クラインフェルター症候群は男性不妊の原因となる性染色体異常です。本来、男性はXYという性染色体を持ちますが、クラインフェルター症候群の場合、XXY(XXXY、XXXXYの場合もあります)という型をしめします。普通の男性より、1本以上余分にX染色体を持つわけで、女性化乳房を持っていたり、精巣が萎縮していたりします。

無精子症を伴う場合が多く、程度の差こそあれ、造精機能および精巣機能の低下を伴いますが、他の体の機能が特に異常をきたすというわけではないので、社会生活を送るのに問題はありません。男子新生児の約1,000人に1人の割合で発生するとされますので比較的多い染色体異常の一つであり、かなりの数の男性不妊要因となっていることが推察できます。しかも、症状といってもはっきりしない場合も多く、本人もクラインフェルター症候群と気づかずにいる場合が多いのです。

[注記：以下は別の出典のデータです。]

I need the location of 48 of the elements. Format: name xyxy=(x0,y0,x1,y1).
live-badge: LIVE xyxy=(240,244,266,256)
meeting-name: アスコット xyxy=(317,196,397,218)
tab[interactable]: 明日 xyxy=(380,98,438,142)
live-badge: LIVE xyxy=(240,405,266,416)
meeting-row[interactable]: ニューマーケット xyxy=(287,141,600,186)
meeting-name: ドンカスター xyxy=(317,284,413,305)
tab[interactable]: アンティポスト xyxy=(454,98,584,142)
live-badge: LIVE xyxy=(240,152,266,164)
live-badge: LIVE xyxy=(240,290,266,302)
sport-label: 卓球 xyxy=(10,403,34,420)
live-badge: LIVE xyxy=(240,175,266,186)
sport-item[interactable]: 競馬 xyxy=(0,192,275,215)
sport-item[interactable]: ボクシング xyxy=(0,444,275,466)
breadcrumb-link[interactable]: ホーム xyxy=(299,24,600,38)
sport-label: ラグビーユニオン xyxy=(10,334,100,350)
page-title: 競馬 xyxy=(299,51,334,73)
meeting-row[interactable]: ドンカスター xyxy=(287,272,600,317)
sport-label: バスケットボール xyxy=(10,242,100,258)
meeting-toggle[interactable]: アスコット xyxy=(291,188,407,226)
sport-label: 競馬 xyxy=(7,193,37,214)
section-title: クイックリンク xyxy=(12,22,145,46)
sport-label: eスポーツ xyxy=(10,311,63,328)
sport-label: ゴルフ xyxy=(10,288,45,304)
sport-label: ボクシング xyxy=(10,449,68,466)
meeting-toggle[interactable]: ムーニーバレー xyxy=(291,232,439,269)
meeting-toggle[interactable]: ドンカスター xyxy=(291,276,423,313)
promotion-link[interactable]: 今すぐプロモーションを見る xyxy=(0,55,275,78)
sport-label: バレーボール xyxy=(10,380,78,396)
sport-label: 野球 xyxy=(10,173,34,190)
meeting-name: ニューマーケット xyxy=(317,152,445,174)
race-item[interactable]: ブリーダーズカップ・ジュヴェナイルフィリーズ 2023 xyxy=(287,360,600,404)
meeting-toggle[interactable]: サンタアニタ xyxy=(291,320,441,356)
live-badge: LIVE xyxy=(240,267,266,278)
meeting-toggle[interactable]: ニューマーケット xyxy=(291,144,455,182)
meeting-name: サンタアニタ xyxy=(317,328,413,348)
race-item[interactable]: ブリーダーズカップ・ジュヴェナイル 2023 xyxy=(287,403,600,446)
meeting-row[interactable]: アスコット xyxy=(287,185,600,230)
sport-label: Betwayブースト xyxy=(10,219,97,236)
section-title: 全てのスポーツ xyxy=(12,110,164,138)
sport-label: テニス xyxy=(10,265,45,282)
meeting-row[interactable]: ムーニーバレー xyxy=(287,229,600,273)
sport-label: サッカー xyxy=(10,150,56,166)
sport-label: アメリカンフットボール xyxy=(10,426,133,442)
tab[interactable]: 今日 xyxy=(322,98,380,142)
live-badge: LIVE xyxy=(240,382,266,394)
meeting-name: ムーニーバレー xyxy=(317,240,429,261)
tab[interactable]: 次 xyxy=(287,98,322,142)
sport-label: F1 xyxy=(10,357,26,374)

このクラインフェルター症候群患者を治療する場合、多くの場合、非閉塞性無精子症ですから精子は精巣から採取することになりますが、クラインフェルター患者は精巣が極端に萎縮していたりするので、精巣生検するには前述のMicridissection法でないと対応は難しいと思います。

多くの不妊治療施設では、精巣精子を用いた顕微授精をおこなう場合、妻の採卵に合わせて精巣生検をおこなう事が多いのですが、全身麻酔を必要とする顕微鏡下手術を直前まで予定が決められない妻の採卵に合わせておこなうことはなかなか困難です。またクラインフェルター症候群患者の場合は、Micridissection法を用いても精子を回収できる確率は50%程度ですので、精子が回収されなかった場合には妻側の排卵誘発が無駄になってしまいます。

事前に予定手術で顕微鏡下精巣生検をおこない、得られた精子を凍結保存しておくことで高い精子回収率と無駄な排卵誘発を防ぐことができます。このためには非常に少ない精巣精子を解凍後生存させておく凍結技術も必要になりますが、当院では、以前から精巣精子の凍結保存技術向上に取り組んできており成果を上げてきました。

これらの技術のコンビネーションで、非常に難しいといわれているクラインフェルター症候群の不妊治療の成功率も向上しており、現在までにクラインフェルター患者6例に対し5例の妊娠例があります。